This is a shared memory implementation of the fast Fourier transform (FFT) on CUDA GPUs for Astro-Accelerate project.
Compile: 'make' should do that. For comparison you need fftw library and #define CHECK_USING_FFTW in debug.h.
Codes with _no_reorder do not produce correctly ordered results, thus if compared with cuFFT of fftw they would fail. This is intended as for convolution we do not need to re-order the elements. However if #define REORDER is in .cu file the FFT kernel will perform reordering operation so one can test correctness of the code.
This was implemented as a test if convolution code could be faster if there would be shared memory FFT code callable from kernel. thus we wanted low register count if possible in order not to burden host kernel (one which launches this FFT code) too much.
What is what (files and functions throughout implementations): FFT*.c Host related stuff. Allocated host memory and generate random data. Also performs checks if results are correct.
FFT-maxwell-32bit*.cu Device related stuff + kernel. It allocates necessary memory on the device and takes care of transfers HOST <-> DEVICE. Kernel invocation is in function FFT_external_benchmark(...) FFT_external_benchmark( float2 d_input - complex input (time-domain vectors) float2 d_output - FFT result (frequency-domain vectors) double FFT_time - for development );
the kernel itself FFT_GPU_external(...) requires following FFT_GPU_external( float2 d_input - complex input (time-domain vectors) float2 d_output - FFT result (frequency-domain vectors) ); this only transfers data to shared memory, call the FFT device function and then writes data back to global memory.
Function which does the FFT is do_FFT( float2 s_input - shared memory with time-domain vector ); this function perform 'in-place' FFT.
Function names might differ from implementation to implementation.
debug.h - controls what will code do. Not all switches work, some might not work fully. It is work in progress... DEBUG activate/forbids printing stuff to console CHECK activate/forbids checks for correctness of the output. WRITE activate/forbids saving results (like execution time) to file
CUFFT activate/forbids cuFFT EXTERNAL activate/forbids shared memory FFT MULTIPLE activate/forbids shared memory FFT called multiple times, might not work when number of FFT to perform (first executable argument) is too low. It needs at least 100000 FFTs to be computed.

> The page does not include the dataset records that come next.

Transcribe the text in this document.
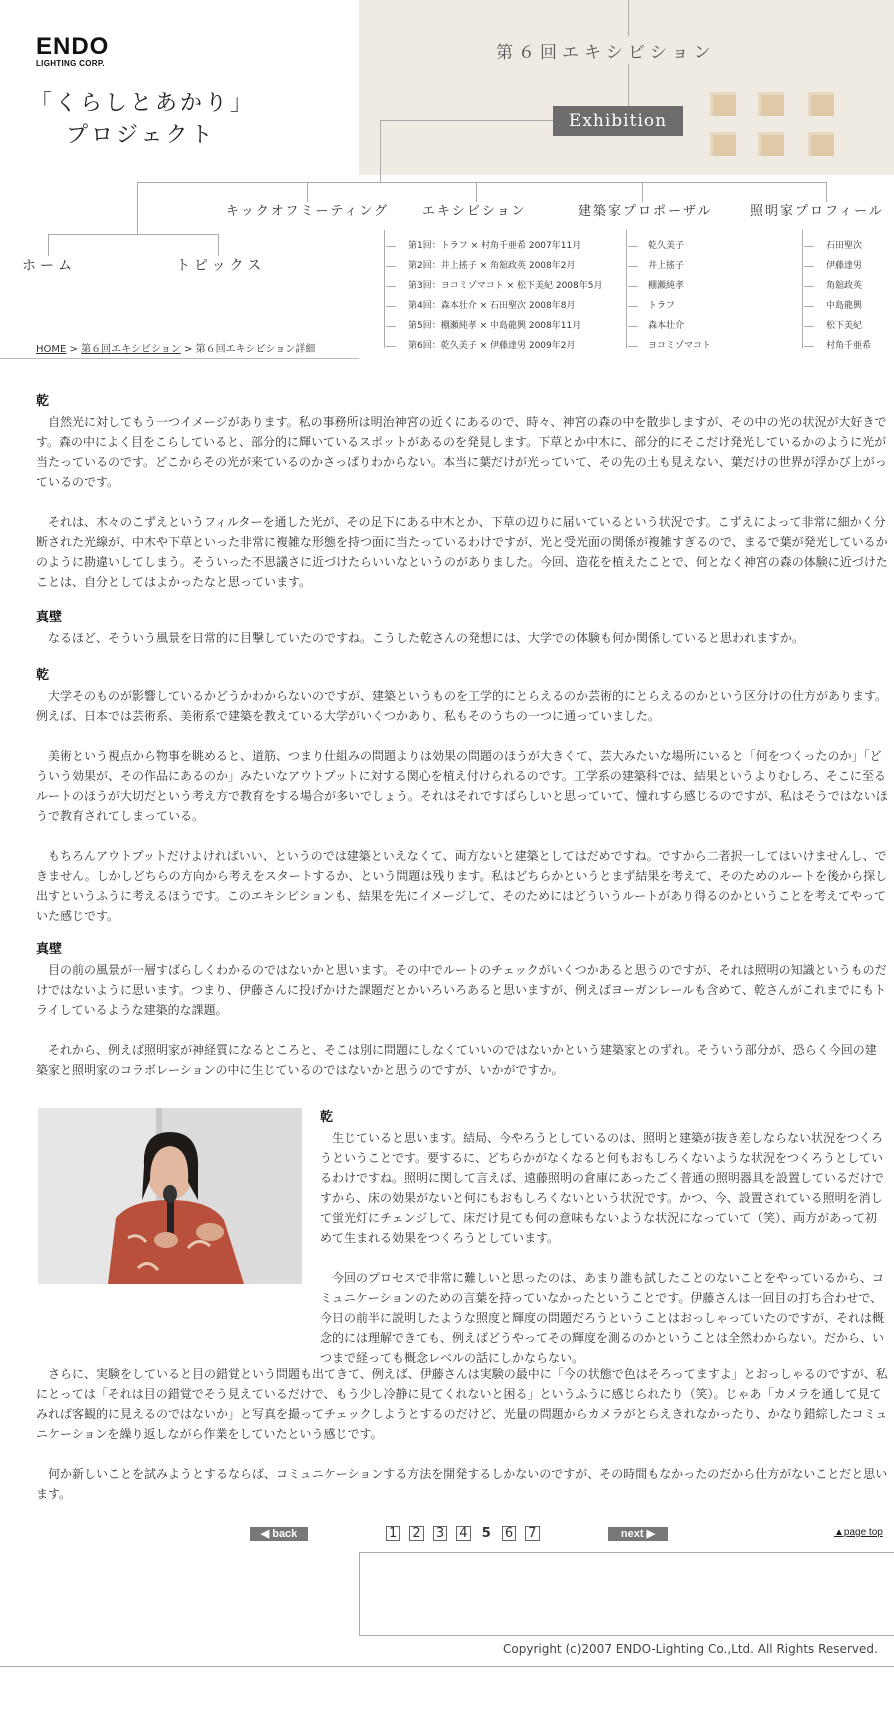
ENDO
LIGHTING CORP.
「くらしとあかり」
プロジェクト
第６回エキシビション
Exhibition
ホーム	トピックス
キックオフミーティング	エキシビション	建築家プロポーザル	照明家プロフィール
第1回：トラフ × 村角千亜希 2007年11月
第2回：井上搖子 × 角舘政英 2008年2月
第3回：ヨコミゾマコト × 松下美紀 2008年5月
第4回：森本壮介 × 石田聖次 2008年8月
第5回：棚瀬純孝 × 中島龍興 2008年11月
第6回：乾久美子 × 伊藤達男 2009年2月
乾久美子
井上搖子
棚瀬純孝
トラフ
森本壮介
ヨコミゾマコト
石田聖次
伊藤達男
角舘政英
中島龍興
松下美紀
村角千亜希
HOME > 第６回エキシビション > 第６回エキシビション詳細
乾

自然光に対してもう一つイメージがあります。私の事務所は明治神宮の近くにあるので、時々、神宮の森の中を散歩しますが、その中の光の状況が大好きです。森の中によく目をこらしていると、部分的に輝いているスポットがあるのを発見します。下草とか中木に、部分的にそこだけ発光しているかのように光が当たっているのです。どこからその光が来ているのかさっぱりわからない。本当に葉だけが光っていて、その先の土も見えない、葉だけの世界が浮かび上がっているのです。

それは、木々のこずえというフィルターを通した光が、その足下にある中木とか、下草の辺りに届いているという状況です。こずえによって非常に細かく分断された光線が、中木や下草といった非常に複雑な形態を持つ面に当たっているわけですが、光と受光面の関係が複雑すぎるので、まるで葉が発光しているかのように勘違いしてしまう。そういった不思議さに近づけたらいいなというのがありました。今回、造花を植えたことで、何となく神宮の森の体験に近づけたことは、自分としてはよかったなと思っています。

真壁

なるほど、そういう風景を日常的に目撃していたのですね。こうした乾さんの発想には、大学での体験も何か関係していると思われますか。

乾

大学そのものが影響しているかどうかわからないのですが、建築というものを工学的にとらえるのか芸術的にとらえるのかという区分けの仕方があります。例えば、日本では芸術系、美術系で建築を教えている大学がいくつかあり、私もそのうちの一つに通っていました。

美術という視点から物事を眺めると、道筋、つまり仕組みの問題よりは効果の問題のほうが大きくて、芸大みたいな場所にいると「何をつくったのか」「どういう効果が、その作品にあるのか」みたいなアウトプットに対する関心を植え付けられるのです。工学系の建築科では、結果というよりむしろ、そこに至るルートのほうが大切だという考え方で教育をする場合が多いでしょう。それはそれですばらしいと思っていて、憧れすら感じるのですが、私はそうではないほうで教育されてしまっている。

もちろんアウトプットだけよければいい、というのでは建築といえなくて、両方ないと建築としてはだめですね。ですから二者択一してはいけませんし、できません。しかしどちらの方向から考えをスタートするか、という問題は残ります。私はどちらかというとまず結果を考えて、そのためのルートを後から探し出すというふうに考えるほうです。このエキシビションも、結果を先にイメージして、そのためにはどういうルートがあり得るのかということを考えてやっていた感じです。

真壁

目の前の風景が一層すばらしくわかるのではないかと思います。その中でルートのチェックがいくつかあると思うのですが、それは照明の知識というものだけではないように思います。つまり、伊藤さんに投げかけた課題だとかいろいろあると思いますが、例えばヨーガンレールも含めて、乾さんがこれまでにもトライしているような建築的な課題。

それから、例えば照明家が神経質になるところと、そこは別に問題にしなくていいのではないかという建築家とのずれ。そういう部分が、恐らく今回の建築家と照明家のコラボレーションの中に生じているのではないかと思うのですが、いかがですか。

乾

生じていると思います。結局、今やろうとしているのは、照明と建築が抜き差しならない状況をつくろうということです。要するに、どちらかがなくなると何もおもしろくないような状況をつくろうとしているわけですね。照明に関して言えば、遠藤照明の倉庫にあったごく普通の照明器具を設置しているだけですから、床の効果がないと何にもおもしろくないという状況です。かつ、今、設置されている照明を消して蛍光灯にチェンジして、床だけ見ても何の意味もないような状況になっていて（笑）、両方があって初めて生まれる効果をつくろうとしています。

今回のプロセスで非常に難しいと思ったのは、あまり誰も試したことのないことをやっているから、コミュニケーションのための言葉を持っていなかったということです。伊藤さんは一回目の打ち合わせで、今日の前半に説明したような照度と輝度の問題だろうということはおっしゃっていたのですが、それは概念的には理解できても、例えばどうやってその輝度を測るのかということは全然わからない。だから、いつまで経っても概念レベルの話にしかならない。

さらに、実験をしていると目の錯覚という問題も出てきて、例えば、伊藤さんは実験の最中に「今の状態で色はそろってますよ」とおっしゃるのですが、私にとっては「それは目の錯覚でそう見えているだけで、もう少し冷静に見てくれないと困る」というふうに感じられたり（笑）。じゃあ「カメラを通して見てみれば客観的に見えるのではないか」と写真を撮ってチェックしようとするのだけど、光量の問題からカメラがとらえきれなかったり、かなり錯綜したコミュニケーションを繰り返しながら作業をしていたという感じです。

何か新しいことを試みようとするならば、コミュニケーションする方法を開発するしかないのですが、その時間もなかったのだから仕方がないことだと思います。

◀ back	1 2 3 4 5 6 7	next ▶	▲page top
Copyright (c)2007 ENDO-Lighting Co.,Ltd. All Rights Reserved.
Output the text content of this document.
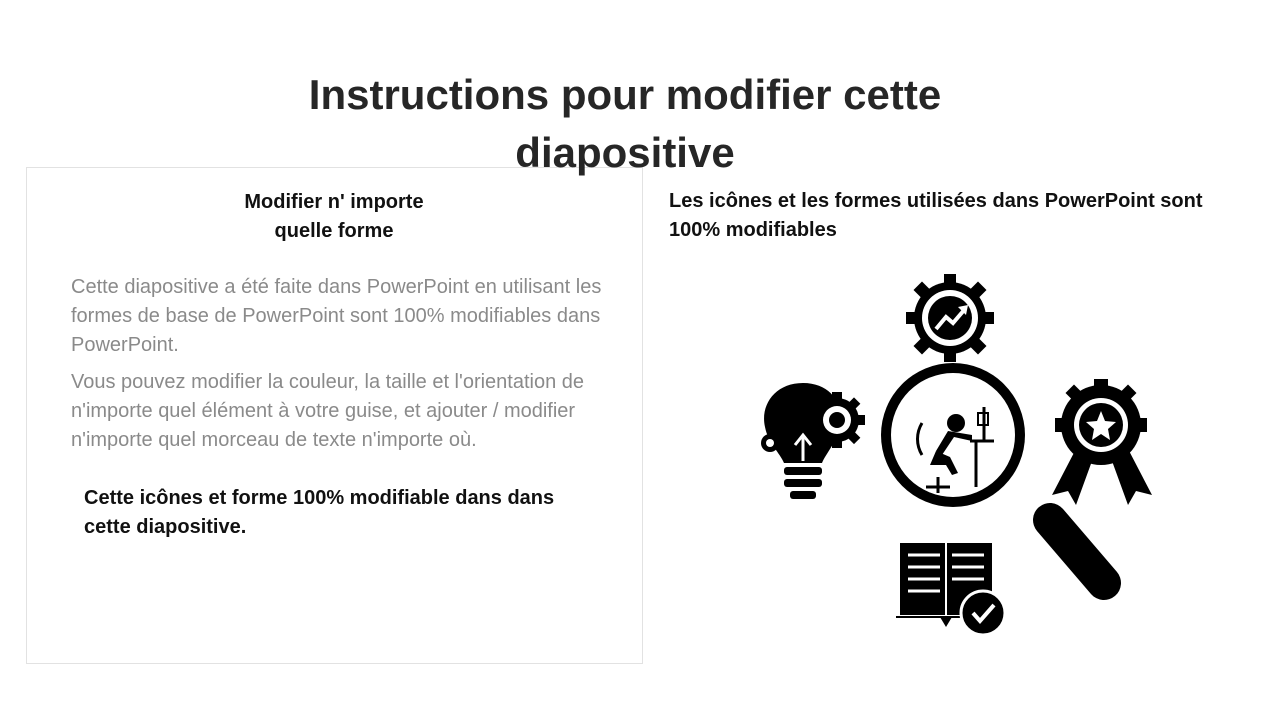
Instructions pour modifier cette diapositive
Modifier n' importe quelle forme

Cette diapositive a été faite dans PowerPoint en utilisant les formes de base de PowerPoint sont 100% modifiables dans PowerPoint.

Vous pouvez modifier la couleur, la taille et l'orientation de n'importe quel élément à votre guise, et ajouter / modifier n'importe quel morceau de texte n'importe où.

Cette icônes et forme 100% modifiable dans dans cette diapositive.
Les icônes et les formes utilisées dans PowerPoint sont 100% modifiables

CHECK_USING_FFTW - hide/unhide parts of the code needed for comparisons, which require fftw library
params.h - #define FFT_LENGTH which is FFT length to be computed it must be power-of-two (256, 512, 1024, 2048) - #define FFT_EXP is exponent of FFT length (FFT_LENGTH=2^FFT_EXP) timer.h - utilities utils_cuda.h - utilities utils_file.h - utilities
What is what (implementations):
FFT_CT_DIF is Cooley-Tukey FFT decimation in frequency code (DIF) FFT_CT_DIT is Cooley-Tukey FFT decimation in time code (DIT) FFT_Pease is Pease FFT DIF FFT_Stockham is Stockham autosort FFT FFT_Stockham_4elem is Stockham autosort FFT with 4 FFT elements calculated per thread. It is performing better but has higher register usage. Something similar (different algorithm) was used in convolution kernel. FFT_Stockham_8elem is Stockham autosort FFT with 8 FFT elements calculated per thread. It performs even better then 4elem but register usage was too high and whole convolution kernel was slower then with 4elem. FFT_Stockham_Radix-R is Stockham autosort FFT which can work with N=R*2^bits FFT sizes. So it is semi-non power-of-two. .cu file contain kernel for arbitrary radix, i.e. N=R^bits, but it is very slow and naive. In params.h there must be #define RADIX defined. For example 3.